Ma a un tratto, come m’accadde di vedere quella sera, mentre un tale gli raccontava un aneddoto comico d’un fiaccheraio di Parigi, egli dà in una risata così fresca e così allegra, mostrando tutti i suoi denti uniti, piccoli e bianchi; e in quel riso i suoi occhi e la sua bocca pigliano un’espressione così giovanile e così ingenua, che non si riconosce più l’uomo di prima, e si riman là stupiti, come se gli fosse caduta dal viso una maschera, e si vedesse per la prima volta il vero Hugo. E in quei momenti vedete, come per uno spiraglio, dietro di lui, Deruchette, Guillormand, Mademoiselle Lise, Don Cesare di Bazan, Gavroche, i suoi angeli, il suo ciel bleu, e tutto il suo mondo luminoso e soave. Ma non sono che lampi, rari sul suo viso come nei suoi libri; dopo di che egli riprende il suo aspetto pensieroso e tetro, come se meditasse la catastrofe d’uno dei suoi drammi sanguinosi. E più si guarda, meno si può credere che sia quello stesso Hugo di mezzo secolo fa, magro, biondo, gentile, al quale gli editori e i direttori di teatro che andavano a cercare a casa l’autore dell’Ernani, dicevano: — Fateci il favore di chiamar vostro padre.

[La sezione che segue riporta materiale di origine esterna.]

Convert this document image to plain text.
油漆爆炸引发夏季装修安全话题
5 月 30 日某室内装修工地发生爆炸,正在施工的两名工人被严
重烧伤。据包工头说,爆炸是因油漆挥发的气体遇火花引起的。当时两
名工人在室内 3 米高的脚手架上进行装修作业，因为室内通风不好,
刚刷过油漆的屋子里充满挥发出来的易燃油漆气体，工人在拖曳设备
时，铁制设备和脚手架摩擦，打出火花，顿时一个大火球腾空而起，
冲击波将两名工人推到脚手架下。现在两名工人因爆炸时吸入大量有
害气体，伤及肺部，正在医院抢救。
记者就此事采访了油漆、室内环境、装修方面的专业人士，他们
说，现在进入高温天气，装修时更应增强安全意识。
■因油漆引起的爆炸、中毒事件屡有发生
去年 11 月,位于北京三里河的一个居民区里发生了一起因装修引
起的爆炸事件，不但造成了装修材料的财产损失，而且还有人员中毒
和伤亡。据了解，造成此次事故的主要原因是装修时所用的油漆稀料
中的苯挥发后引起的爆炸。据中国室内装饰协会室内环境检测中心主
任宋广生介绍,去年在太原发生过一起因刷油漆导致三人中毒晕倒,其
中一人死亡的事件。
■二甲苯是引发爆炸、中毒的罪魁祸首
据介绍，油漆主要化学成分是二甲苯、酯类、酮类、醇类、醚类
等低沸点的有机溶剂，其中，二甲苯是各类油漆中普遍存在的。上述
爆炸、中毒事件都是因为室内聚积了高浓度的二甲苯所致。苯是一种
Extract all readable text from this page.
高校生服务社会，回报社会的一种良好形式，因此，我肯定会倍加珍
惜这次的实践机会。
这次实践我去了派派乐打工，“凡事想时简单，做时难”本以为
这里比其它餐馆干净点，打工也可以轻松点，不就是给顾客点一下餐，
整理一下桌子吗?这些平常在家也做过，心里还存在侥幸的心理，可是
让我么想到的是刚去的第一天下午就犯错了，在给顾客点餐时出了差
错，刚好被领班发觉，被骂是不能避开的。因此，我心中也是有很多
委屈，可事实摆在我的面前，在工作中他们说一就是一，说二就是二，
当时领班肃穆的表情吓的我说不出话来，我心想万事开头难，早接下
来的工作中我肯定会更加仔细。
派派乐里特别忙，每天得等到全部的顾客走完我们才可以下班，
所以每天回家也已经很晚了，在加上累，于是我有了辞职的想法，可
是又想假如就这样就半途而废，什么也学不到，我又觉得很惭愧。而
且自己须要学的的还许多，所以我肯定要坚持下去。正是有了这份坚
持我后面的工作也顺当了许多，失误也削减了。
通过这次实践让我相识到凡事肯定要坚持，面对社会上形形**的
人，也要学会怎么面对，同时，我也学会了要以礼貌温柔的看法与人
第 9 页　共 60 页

Mentre Vittor Hugo parlava a bassa voce con un suo vicino, io attaccai discorso con un signore accanto a me, un uomo sulla cinquantina, d’una bella fisonomia d’artista; il quale, dopo poche parole, mi disse ch’era amico di Vittor Hugo, e che qualche volta scriveva delle lettere in nome suo.
Fra le altre cose gli parlai dell’emozione che avevo provata la mattina salendo le scale.